What is the Role of Honorary Officers?
The Management Committee will need some of its members to take on special roles to help it function effectively. These members are described as office-bearers or honorary officers.
Honorary officers generally include a Chairperson, Secretary and a Treasurer. Some organisations have additional honorary officers. These may include Vice-Chair, Vice Secretary, Press Officer and so forth. The organisation's constitution should indicate how honorary officers are to be elected or selected. It is important to check your governing document for details and ensure these terms are adhered to.
The role of the officers may include taking the lead in preparing for Management Committee meetings (e.g. agendas, information papers, hiring venues, etc).
Unless the Management Committees has explicitly delegated decision-making powers to the honorary officers, they should act in an advisory capacity and must take care to report their activities fully to the Management Committee.
Check your governing document for details of how honorary officers should be selected and elected.
All honorary officers should be clear regarding the function of their role. Therefore, it is good practice to have written role descriptions. Use the links provided to access further details regarding each role.
Role of the chairperson
Chairing is a key role on any Management Committee. The Chairperson ensures that the Management Committee functions properly, that there is full participation during meetings, that all relevant matters are discussed and that effective decisions are made and carried out. The role of a Chairperson can be time consuming, involving work between meetings, external representation of the organisation, and work with staff. The Chairperson usually takes on direct management responsibility for the most senior staff member (the chief officer). Chairing a large organisation requires diplomatic and leadership skills of a high level.
Role of the secretary
The role of the Secretary depends on the type and size of the organisation. In organisations without paid staff, the secretary often takes minutes, deals with correspondence and keeps records. In organisations with paid staff, these functions are often performed by staff.

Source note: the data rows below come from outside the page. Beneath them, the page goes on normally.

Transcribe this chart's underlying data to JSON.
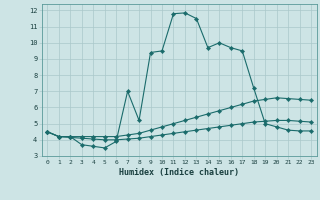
{
  "xlabel": "Humidex (Indice chaleur)",
  "xlim": [
    -0.5,
    23.5
  ],
  "ylim": [
    3,
    12.4
  ],
  "yticks": [
    3,
    4,
    5,
    6,
    7,
    8,
    9,
    10,
    11,
    12
  ],
  "xticks": [
    0,
    1,
    2,
    3,
    4,
    5,
    6,
    7,
    8,
    9,
    10,
    11,
    12,
    13,
    14,
    15,
    16,
    17,
    18,
    19,
    20,
    21,
    22,
    23
  ],
  "bg_color": "#cde4e5",
  "grid_color": "#aac8ca",
  "line_color": "#1a6b6b",
  "series1_x": [
    0,
    1,
    2,
    3,
    4,
    5,
    6,
    7,
    8,
    9,
    10,
    11,
    12,
    13,
    14,
    15,
    16,
    17,
    18,
    19,
    20,
    21,
    22,
    23
  ],
  "series1_y": [
    4.5,
    4.2,
    4.2,
    3.7,
    3.6,
    3.5,
    3.9,
    7.0,
    5.2,
    9.4,
    9.5,
    11.8,
    11.85,
    11.5,
    9.7,
    10.0,
    9.7,
    9.5,
    7.2,
    5.0,
    4.8,
    4.6,
    4.55,
    4.55
  ],
  "series2_x": [
    0,
    1,
    2,
    3,
    4,
    5,
    6,
    7,
    8,
    9,
    10,
    11,
    12,
    13,
    14,
    15,
    16,
    17,
    18,
    19,
    20,
    21,
    22,
    23
  ],
  "series2_y": [
    4.5,
    4.2,
    4.2,
    4.2,
    4.2,
    4.2,
    4.2,
    4.3,
    4.4,
    4.6,
    4.8,
    5.0,
    5.2,
    5.4,
    5.6,
    5.8,
    6.0,
    6.2,
    6.4,
    6.5,
    6.6,
    6.55,
    6.5,
    6.45
  ],
  "series3_x": [
    0,
    1,
    2,
    3,
    4,
    5,
    6,
    7,
    8,
    9,
    10,
    11,
    12,
    13,
    14,
    15,
    16,
    17,
    18,
    19,
    20,
    21,
    22,
    23
  ],
  "series3_y": [
    4.5,
    4.2,
    4.15,
    4.1,
    4.05,
    4.0,
    4.0,
    4.05,
    4.1,
    4.2,
    4.3,
    4.4,
    4.5,
    4.6,
    4.7,
    4.8,
    4.9,
    5.0,
    5.1,
    5.15,
    5.2,
    5.2,
    5.15,
    5.1
  ]
}
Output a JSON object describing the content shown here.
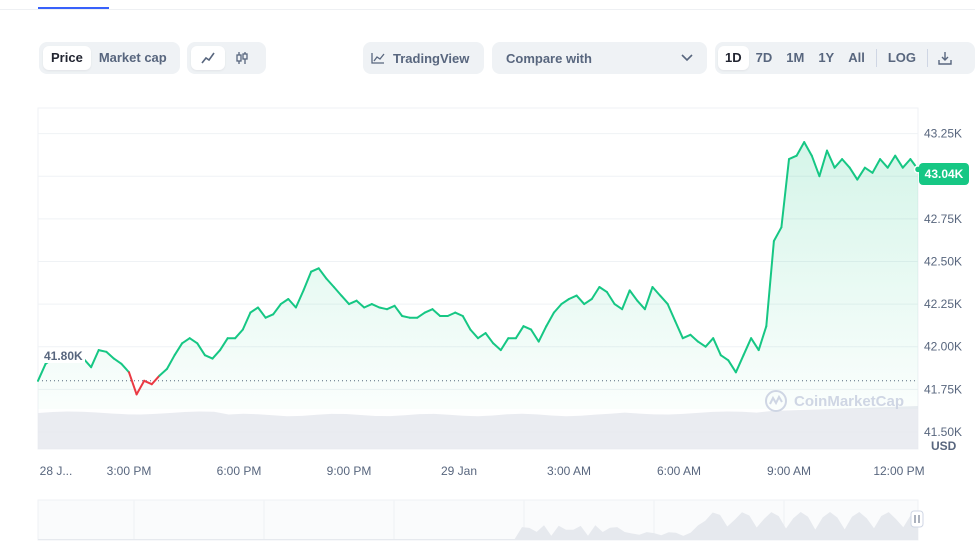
{
  "toolbar": {
    "price_label": "Price",
    "market_cap_label": "Market cap",
    "tradingview_label": "TradingView",
    "compare_label": "Compare with",
    "ranges": [
      "1D",
      "7D",
      "1M",
      "1Y",
      "All"
    ],
    "active_range": "1D",
    "log_label": "LOG"
  },
  "price_tag": "43.04K",
  "reference_label": "41.80K",
  "currency_label": "USD",
  "watermark": "CoinMarketCap",
  "colors": {
    "up": "#16c784",
    "down": "#ea3943",
    "volume": "#e6e9ee"
  },
  "chart_data": {
    "type": "line",
    "x_start": "28 Jan 12:00 PM",
    "x_end": "29 Jan 12:00 PM",
    "ylim": [
      41.4,
      43.4
    ],
    "y_ticks": [
      "43.25K",
      "43.00K",
      "42.75K",
      "42.50K",
      "42.25K",
      "42.00K",
      "41.75K",
      "41.50K"
    ],
    "x_ticks": [
      "28 J...",
      "3:00 PM",
      "6:00 PM",
      "9:00 PM",
      "29 Jan",
      "3:00 AM",
      "6:00 AM",
      "9:00 AM",
      "12:00 PM"
    ],
    "reference_value": 41.8,
    "last_value": 43.04,
    "series": [
      {
        "unit": "K USD",
        "values": [
          41.8,
          41.9,
          41.93,
          41.95,
          41.97,
          41.95,
          41.93,
          41.88,
          41.98,
          41.97,
          41.93,
          41.9,
          41.85,
          41.72,
          41.8,
          41.78,
          41.83,
          41.87,
          41.95,
          42.02,
          42.05,
          42.02,
          41.95,
          41.93,
          41.98,
          42.05,
          42.05,
          42.1,
          42.2,
          42.23,
          42.17,
          42.19,
          42.25,
          42.28,
          42.23,
          42.33,
          42.44,
          42.46,
          42.4,
          42.35,
          42.3,
          42.25,
          42.27,
          42.23,
          42.25,
          42.23,
          42.22,
          42.24,
          42.18,
          42.17,
          42.17,
          42.2,
          42.22,
          42.18,
          42.18,
          42.2,
          42.18,
          42.1,
          42.05,
          42.08,
          42.02,
          41.98,
          42.05,
          42.05,
          42.12,
          42.1,
          42.03,
          42.12,
          42.2,
          42.25,
          42.28,
          42.3,
          42.25,
          42.28,
          42.35,
          42.32,
          42.25,
          42.22,
          42.33,
          42.27,
          42.22,
          42.35,
          42.3,
          42.25,
          42.15,
          42.05,
          42.07,
          42.03,
          42.0,
          42.05,
          41.95,
          41.92,
          41.85,
          41.95,
          42.05,
          41.98,
          42.12,
          42.62,
          42.7,
          43.1,
          43.12,
          43.2,
          43.12,
          43.0,
          43.15,
          43.05,
          43.1,
          43.05,
          42.98,
          43.05,
          43.02,
          43.1,
          43.05,
          43.12,
          43.05,
          43.1,
          43.04
        ]
      }
    ],
    "grid": true,
    "legend": "none"
  }
}
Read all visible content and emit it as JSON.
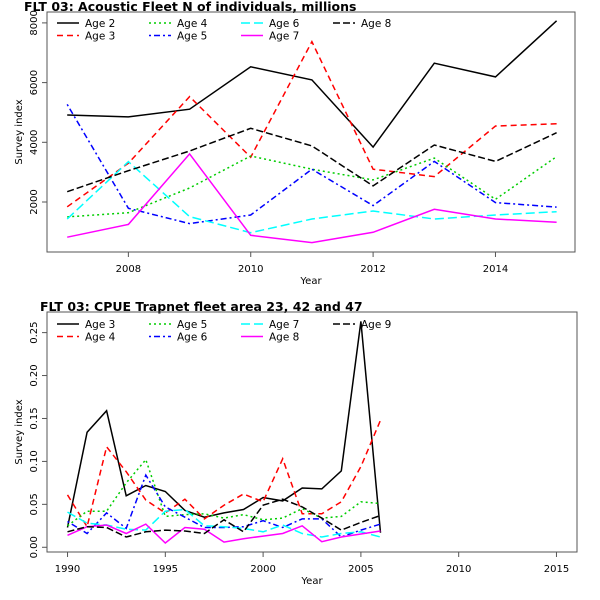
{
  "chart_data": [
    {
      "type": "line",
      "title": "FLT 03: Acoustic Fleet   N of individuals, millions",
      "xlabel": "Year",
      "ylabel": "Survey index",
      "xlim": [
        2006.67,
        2015.3
      ],
      "ylim": [
        325,
        8365
      ],
      "xticks": [
        2008,
        2010,
        2012,
        2014
      ],
      "xtick_labels": [
        "2008",
        "2010",
        "2012",
        "2014"
      ],
      "yticks": [
        2000,
        4000,
        6000,
        8000
      ],
      "ytick_labels": [
        "2000",
        "4000",
        "6000",
        "8000"
      ],
      "grid": false,
      "legend_position": "top-left",
      "legend_columns": 4,
      "x": [
        2007,
        2008,
        2009,
        2010,
        2011,
        2012,
        2013,
        2014,
        2015
      ],
      "series": [
        {
          "name": "Age 2",
          "color": "#000000",
          "style": "solid",
          "values": [
            4915,
            4850,
            5110,
            6530,
            6090,
            3840,
            6650,
            6190,
            8070
          ]
        },
        {
          "name": "Age 3",
          "color": "#ff0000",
          "style": "dashed",
          "values": [
            1840,
            3300,
            5530,
            3500,
            7370,
            3100,
            2850,
            4545,
            4620
          ]
        },
        {
          "name": "Age 4",
          "color": "#00cd00",
          "style": "dotted",
          "values": [
            1500,
            1640,
            2470,
            3540,
            3100,
            2740,
            3470,
            2090,
            3520
          ]
        },
        {
          "name": "Age 5",
          "color": "#0000ff",
          "style": "dotdash",
          "values": [
            5270,
            1790,
            1275,
            1565,
            3100,
            1880,
            3360,
            1980,
            1830
          ]
        },
        {
          "name": "Age 6",
          "color": "#00ffff",
          "style": "longdash",
          "values": [
            1430,
            3350,
            1510,
            970,
            1430,
            1700,
            1430,
            1565,
            1675
          ]
        },
        {
          "name": "Age 7",
          "color": "#ff00ff",
          "style": "solid",
          "values": [
            820,
            1250,
            3610,
            885,
            640,
            985,
            1755,
            1430,
            1320
          ]
        },
        {
          "name": "Age 8",
          "color": "#000000",
          "style": "twodash",
          "values": [
            2345,
            3050,
            3710,
            4470,
            3880,
            2540,
            3910,
            3360,
            4320
          ]
        }
      ]
    },
    {
      "type": "line",
      "title": "FLT 03: CPUE Trapnet fleet area 23, 42 and 47",
      "xlabel": "Year",
      "ylabel": "Survey index",
      "xlim": [
        1988.95,
        2016.05
      ],
      "ylim": [
        -0.0055,
        0.274
      ],
      "xticks": [
        1990,
        1995,
        2000,
        2005,
        2010,
        2015
      ],
      "xtick_labels": [
        "1990",
        "1995",
        "2000",
        "2005",
        "2010",
        "2015"
      ],
      "yticks": [
        0.0,
        0.05,
        0.1,
        0.15,
        0.2,
        0.25
      ],
      "ytick_labels": [
        "0.00",
        "0.05",
        "0.10",
        "0.15",
        "0.20",
        "0.25"
      ],
      "grid": false,
      "legend_position": "top-left",
      "legend_columns": 4,
      "x": [
        1990,
        1991,
        1992,
        1993,
        1994,
        1995,
        1996,
        1997,
        1998,
        1999,
        2000,
        2001,
        2002,
        2003,
        2004,
        2005,
        2006
      ],
      "series": [
        {
          "name": "Age 3",
          "color": "#000000",
          "style": "solid",
          "values": [
            0.023,
            0.134,
            0.159,
            0.06,
            0.072,
            0.065,
            0.043,
            0.035,
            0.04,
            0.044,
            0.058,
            0.054,
            0.069,
            0.068,
            0.089,
            0.263,
            0.017
          ]
        },
        {
          "name": "Age 4",
          "color": "#ff0000",
          "style": "dashed",
          "values": [
            0.061,
            0.024,
            0.117,
            0.088,
            0.055,
            0.04,
            0.056,
            0.033,
            0.049,
            0.062,
            0.053,
            0.103,
            0.039,
            0.039,
            0.053,
            0.094,
            0.148
          ]
        },
        {
          "name": "Age 5",
          "color": "#00cd00",
          "style": "dotted",
          "values": [
            0.025,
            0.042,
            0.042,
            0.075,
            0.102,
            0.036,
            0.038,
            0.039,
            0.034,
            0.038,
            0.032,
            0.034,
            0.045,
            0.034,
            0.036,
            0.053,
            0.051
          ]
        },
        {
          "name": "Age 6",
          "color": "#0000ff",
          "style": "dotdash",
          "values": [
            0.03,
            0.016,
            0.04,
            0.022,
            0.084,
            0.047,
            0.035,
            0.023,
            0.023,
            0.024,
            0.031,
            0.023,
            0.033,
            0.033,
            0.012,
            0.02,
            0.027
          ]
        },
        {
          "name": "Age 7",
          "color": "#00ffff",
          "style": "longdash",
          "values": [
            0.041,
            0.028,
            0.026,
            0.021,
            0.02,
            0.042,
            0.044,
            0.025,
            0.024,
            0.022,
            0.018,
            0.026,
            0.016,
            0.012,
            0.016,
            0.018,
            0.012
          ]
        },
        {
          "name": "Age 8",
          "color": "#ff00ff",
          "style": "solid",
          "values": [
            0.014,
            0.024,
            0.026,
            0.016,
            0.027,
            0.005,
            0.023,
            0.021,
            0.006,
            0.01,
            0.013,
            0.016,
            0.025,
            0.0065,
            0.012,
            0.0155,
            0.019
          ]
        },
        {
          "name": "Age 9",
          "color": "#000000",
          "style": "twodash",
          "values": [
            0.018,
            0.024,
            0.023,
            0.012,
            0.018,
            0.02,
            0.019,
            0.016,
            0.032,
            0.018,
            0.049,
            0.056,
            0.047,
            0.034,
            0.02,
            0.029,
            0.037
          ]
        }
      ]
    }
  ]
}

If the organisation is a limited company, you may also be required to appoint a Company Secretary who is responsible for ensuring that the organisation fulfils the requirements of company law. Since April 2008, this is no longer an automatic requirement as long as it is not specified within your organisation's governing documents. However, you will need to advise Companies House if you are not appointing a Company Secretary.
Role of the treasurer
The overall role of the Treasurer is to maintain an overview of the organisation's financial status and to ensure that proper financial records and procedures are maintained. In small charities without paid staff the Treasurer may take a greater role in the day-to-day finances of the organisation. It is important to note that final responsibility for financial matters always rests with the management committee as a whole.
Role of vice-chair
The Vice-Chair acts for the Chair when she/he is not available and undertakes assignments at the request of the Chair. To ensure continuity every organisation should ensure that the chair has a deputy who can assume their responsibility and is familiar with their work should a sudden absence occur.